By Thane Grauel
The (Westchester, N.Y.) Journal News
After two years of college, Jason Dourlaris had a plan that sounded like any parent's nightmare - take a year off to play video games.
But his Blauvelt, N.Y., family supported the scheme to turn a three-hours-a-day hobby into something of a career. It's not like the 21-year-old dropped out of school altogether - he earned an associate's degree in computer support services and plans to pursue a bachelor's degree.
"In the beginning, I thought he was wasting his time," said his father, Dino Dourlaris, who remembers asking his son years ago what he really wanted - a minibike? A moped?
The answer was computer games.
"But Jason took the leap and got into it big-time," he said.
It's paying off.
Jason Dourlaris is the national champ at his game, "Unreal Tournament 2003." He won the title after going undefeated in the August U.S. qualifier in Irvine, Calif., for the World Cyber Games. That was his ticket to the October worldwide event in Seoul, South Korea, where he placed second in a team competition (the Netherlands beat the United States) and fifth in one-on-one.
"I've made $13,000 to $15,000, got a computer, been to almost every state in the U.S. and to Canada and Korea - for clicking a mouse," Jason Dourlaris said. "I have no complaints."
A 2002 survey by the Entertainment Software Association found that half of all Americans play computer or video games. The average player's age is 29.
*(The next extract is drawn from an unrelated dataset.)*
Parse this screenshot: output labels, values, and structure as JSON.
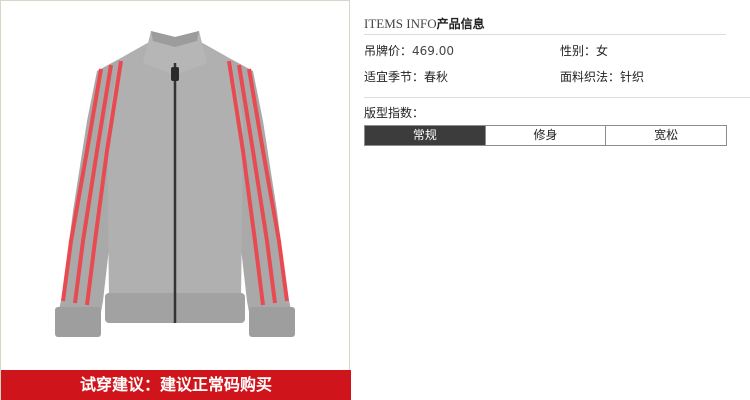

Many are hooked on a relatively new phenomenon - online gaming. That's where people start up their favorite game on their computer and use the Internet to play against others.
Dourlaris started online gaming about seven years ago with a 56K modem. He now has a cable hookup and plays "Unreal Tournament" under the name Stryfe. The game is a futuristic shoot-'em-up, where players scramble for the best weapons and other goodies while dodging opponents' fire.
Propped on a bookshelf opposite his computer is his latest payoff, a huge game-show-variety check for $5,000. It's his winnings from the October event in Seoul. The real money came via electronic transfer.
His winnings aren't a bad chunk of change for a guy who takes tolls from truckers at the New York State Thruway Authority.
Talented players such as Dourlaris are finding that gaming can be lucrative.
Because software companies and chip makers need young stars and tournaments to showcase their products, sponsorships are becoming more common.
Some event organizers hope to make professional gaming another sport people watch on cable television, buy tickets to see or even wager on online.